By-election in New South Wales, Australia

A by-election was held for the New South Wales Legislative Assembly electorate of Hartley on 21 April 1876 because the Committee of Elections and Qualifications found that Thomas Brown had an office of profit under the crown and declared that his seat was vacant.

==Dates==

| Date | Event |
|---|---|
| 24 February 1876 | Question referred to the Committee of Elections and Qualifications. |
| 22 March 1876 | The Committee of Elections and Qualifications reported that Thomas Brown was disqualified from sitting. |
| 28 March 1876 | Seat declared vacant. |
| 29 March 1876 | Writ of election issued by the Speaker of the Legislative Assembly. |
| 13 April 1876 | Nominations |
| 21 April 1876 | Polling day |
| 30 June 1876 | Return of writ |

==Committee of Elections and Qualifications==
Thomas Brown owned land at Eskbank at what is now Lithgow, some of which was acquired using Robert Pitt as a dummy or proxy, circumventing the Lands Act 1861. Coal was mined at the property and William Pitt was the colliery manager. In October 1875 Thomas Brown responded to a tender for the supply of coal to the railway, however no contract was awarded. In December 1875 a fresh tender was called and William Pitt personally submitted a tender which was accepted. Samuel Gray said in the Legislative Assembly that Thomas Brown leased the colliery to William Pitt and that the only connection between them was one of landlord and tenant.

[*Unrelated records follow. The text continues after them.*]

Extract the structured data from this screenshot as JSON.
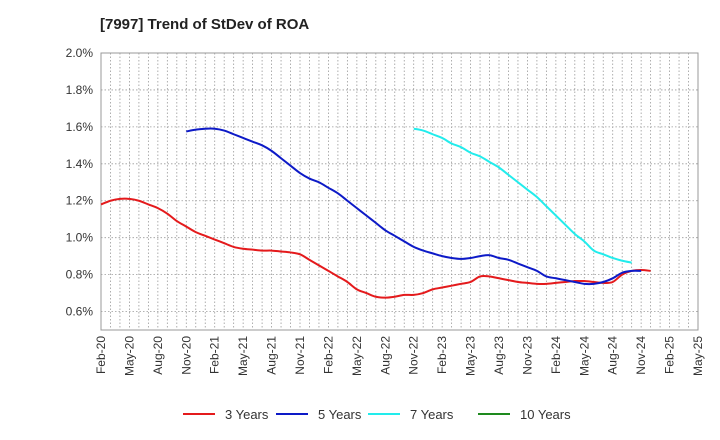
{
  "chart_data": {
    "type": "line",
    "title": "[7997]  Trend of StDev of ROA",
    "xlabel": "",
    "ylabel": "",
    "ylim": [
      0.5,
      2.0
    ],
    "yticks": [
      0.6,
      0.8,
      1.0,
      1.2,
      1.4,
      1.6,
      1.8,
      2.0
    ],
    "ytick_labels": [
      "0.6%",
      "0.8%",
      "1.0%",
      "1.2%",
      "1.4%",
      "1.6%",
      "1.8%",
      "2.0%"
    ],
    "x_months": [
      "Feb-20",
      "Mar-20",
      "Apr-20",
      "May-20",
      "Jun-20",
      "Jul-20",
      "Aug-20",
      "Sep-20",
      "Oct-20",
      "Nov-20",
      "Dec-20",
      "Jan-21",
      "Feb-21",
      "Mar-21",
      "Apr-21",
      "May-21",
      "Jun-21",
      "Jul-21",
      "Aug-21",
      "Sep-21",
      "Oct-21",
      "Nov-21",
      "Dec-21",
      "Jan-22",
      "Feb-22",
      "Mar-22",
      "Apr-22",
      "May-22",
      "Jun-22",
      "Jul-22",
      "Aug-22",
      "Sep-22",
      "Oct-22",
      "Nov-22",
      "Dec-22",
      "Jan-23",
      "Feb-23",
      "Mar-23",
      "Apr-23",
      "May-23",
      "Jun-23",
      "Jul-23",
      "Aug-23",
      "Sep-23",
      "Oct-23",
      "Nov-23",
      "Dec-23",
      "Jan-24",
      "Feb-24",
      "Mar-24",
      "Apr-24",
      "May-24",
      "Jun-24",
      "Jul-24",
      "Aug-24",
      "Sep-24",
      "Oct-24",
      "Nov-24",
      "Dec-24",
      "Jan-25",
      "Feb-25",
      "Mar-25",
      "Apr-25",
      "May-25"
    ],
    "x_tick_labels": [
      "Feb-20",
      "May-20",
      "Aug-20",
      "Nov-20",
      "Feb-21",
      "May-21",
      "Aug-21",
      "Nov-21",
      "Feb-22",
      "May-22",
      "Aug-22",
      "Nov-22",
      "Feb-23",
      "May-23",
      "Aug-23",
      "Nov-23",
      "Feb-24",
      "May-24",
      "Aug-24",
      "Nov-24",
      "Feb-25",
      "May-25"
    ],
    "grid": true,
    "legend_position": "bottom",
    "series": [
      {
        "name": "3 Years",
        "color": "#e41a1c",
        "start": "Feb-20",
        "values": [
          1.18,
          1.2,
          1.21,
          1.21,
          1.2,
          1.18,
          1.16,
          1.13,
          1.09,
          1.06,
          1.03,
          1.01,
          0.99,
          0.97,
          0.95,
          0.94,
          0.935,
          0.93,
          0.93,
          0.925,
          0.92,
          0.91,
          0.88,
          0.85,
          0.82,
          0.79,
          0.76,
          0.72,
          0.7,
          0.68,
          0.675,
          0.68,
          0.69,
          0.69,
          0.7,
          0.72,
          0.73,
          0.74,
          0.75,
          0.76,
          0.79,
          0.79,
          0.78,
          0.77,
          0.76,
          0.755,
          0.75,
          0.75,
          0.755,
          0.76,
          0.765,
          0.765,
          0.76,
          0.755,
          0.76,
          0.8,
          0.82,
          0.825,
          0.82
        ]
      },
      {
        "name": "5 Years",
        "color": "#0d1ac7",
        "start": "Nov-20",
        "values": [
          1.575,
          1.585,
          1.59,
          1.59,
          1.58,
          1.56,
          1.54,
          1.52,
          1.5,
          1.47,
          1.43,
          1.39,
          1.35,
          1.32,
          1.3,
          1.27,
          1.24,
          1.2,
          1.16,
          1.12,
          1.08,
          1.04,
          1.01,
          0.98,
          0.95,
          0.93,
          0.915,
          0.9,
          0.89,
          0.885,
          0.89,
          0.9,
          0.905,
          0.89,
          0.88,
          0.86,
          0.84,
          0.82,
          0.79,
          0.78,
          0.77,
          0.76,
          0.75,
          0.75,
          0.76,
          0.78,
          0.81,
          0.82,
          0.82
        ]
      },
      {
        "name": "7 Years",
        "color": "#22ecec",
        "start": "Nov-22",
        "values": [
          1.59,
          1.58,
          1.56,
          1.54,
          1.51,
          1.49,
          1.46,
          1.44,
          1.41,
          1.38,
          1.34,
          1.3,
          1.26,
          1.22,
          1.17,
          1.12,
          1.07,
          1.02,
          0.98,
          0.93,
          0.91,
          0.89,
          0.875,
          0.865
        ]
      },
      {
        "name": "10 Years",
        "color": "#1e8a1e",
        "start": "Feb-25",
        "values": []
      }
    ]
  }
}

The Committee found that Thomas Brown was the owner of the Eskbank Colliery, the coal supplied by William Pitt was taken from the Eskbank Colliery and that Thomas Brown had a "direct interest in a contract entered into with the Government by the said William Pitt for the supply of engine coal for the Great Southern and Western Railways" and was therefore disqualified from being a member of the Legislative Assembly.

After the Committee report was tabled Thomas Brown attempted to resign, however the Legislative Assembly adopted the report of the committee and declared the seat was vacant.

The question of whether Hugh Taylor had an interest in a contract for the supply of meat to the government asylum at Parramatta was referred to the committee on the same day as Thomas Brown. Taylor resigned after the report on Thomas Brown had been tabled, but before the committee had reported on whether he too was disqualified, and the resulting by-election was held on Thursday 20 April.

==Result==

1876 Hartley by-election Friday 21 April
| Candidate |  | Votes | % |
|---|---|---|---|
| John Hurley (elected) |  | 339 | 52.1 |
| James Neale |  | 722 | 45.2 |
| Total formal votes |  | 651 | 100.0 |
| Informal votes |  | 0 | 0.0 |
| Turnout |  | 651 | 37.4 |

The Committee of Elections and Qualifications found that Thomas Brown had an office of profit under the crown and declared that his seat was vacant.